There were talks with the presidential campaign of Democrat John Kerry over concern a Kerry presidency would usher in legalized wholesale importation that would turn CIPA's 2 million customers into 100 million customers overnight.
"That would be impossible," MacKay said. "At this point, we're opposed to any (U.S.) legalization if it includes wholesale. It would open up too big of a pipeline. Legalized mail order we could handle."
MacKay said an adequate drug supply for Canadians is a top priority so CIPA members are not entering into direct contracts with city or state governments in the United States or any entity that pays for drugs on behalf of a patient or group of patients.
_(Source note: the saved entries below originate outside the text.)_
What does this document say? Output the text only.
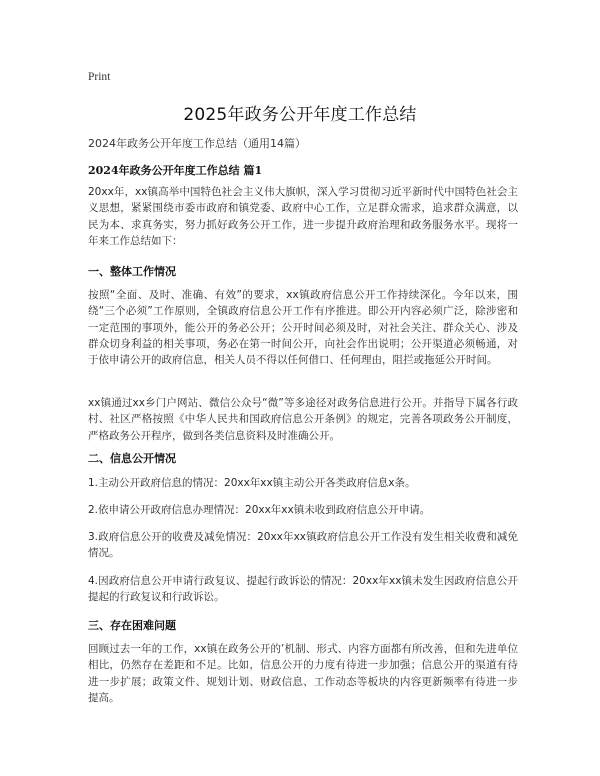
Print
2025年政务公开年度工作总结
2024年政务公开年度工作总结（通用14篇）
2024年政务公开年度工作总结 篇1

20xx年，xx镇高举中国特色社会主义伟大旗帜，深入学习贯彻习近平新时代中国特色社会主义思想，紧紧围绕市委市政府和镇党委、政府中心工作，立足群众需求，追求群众满意，以民为本、求真务实，努力抓好政务公开工作，进一步提升政府治理和政务服务水平。现将一年来工作总结如下：

一、整体工作情况

按照“全面、及时、准确、有效”的要求，xx镇政府信息公开工作持续深化。今年以来，围绕“三个必须”工作原则，全镇政府信息公开工作有序推进。即公开内容必须广泛，除涉密和一定范围的事项外，能公开的务必公开；公开时间必须及时，对社会关注、群众关心、涉及群众切身利益的相关事项，务必在第一时间公开，向社会作出说明；公开渠道必须畅通，对于依申请公开的政府信息，相关人员不得以任何借口、任何理由，阻拦或拖延公开时间。

xx镇通过xx乡门户网站、微信公众号“微”等多途径对政务信息进行公开。并指导下属各行政村、社区严格按照《中华人民共和国政府信息公开条例》的规定，完善各项政务公开制度，严格政务公开程序，做到各类信息资料及时准确公开。

二、信息公开情况

1.主动公开政府信息的情况：20xx年xx镇主动公开各类政府信息x条。

2.依申请公开政府信息办理情况：20xx年xx镇未收到政府信息公开申请。

3.政府信息公开的收费及减免情况：20xx年xx镇政府信息公开工作没有发生相关收费和减免情况。

4.因政府信息公开申请行政复议、提起行政诉讼的情况：20xx年xx镇未发生因政府信息公开提起的行政复议和行政诉讼。

三、存在困难问题

回顾过去一年的工作，xx镇在政务公开的’机制、形式、内容方面都有所改善，但和先进单位相比，仍然存在差距和不足。比如，信息公开的力度有待进一步加强；信息公开的渠道有待进一步扩展；政策文件、规划计划、财政信息、工作动态等板块的内容更新频率有待进一步提高。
As it stands now, however, MacKay said pharmacists are alarmed over Dosanjh's proposal, which would make it illegal for Canadian physicians to re-write U.S. prescriptions -- the practice now employed to allow Canadian drugs to be dispensed via mail order across the border -- unless they first examine the patient. Another idea floating around is to use license revocation as a threat to keep physicians from providing this mail-order service.
MacKay said removing the Canadian physician from the mix puts Canadian pharmacies out of the U.S. mail-order business. That would cost 5,000 jobs and be a huge blow to Western Canada's economy.
MacKay said Manitoba at one point was ready to eliminate the physician from the entire process but "we're caught in a 'Catch 22.' This process saves lives. We're catching mistakes, problems with the prescriptions."
One potential answer would be to have reciprocal physician validation -- U.S. physician prescriptions would be honored in Canada as legitimate and visa versa. Another would restrict how many prescriptions Canadian physicians could write for U.S. buyers.
MacKay said he wants a summit where all Canadian players -- pharmacists, physicians, government regulators and pharmaceutical interests -- can work out a compromise. That is not likely anytime soon.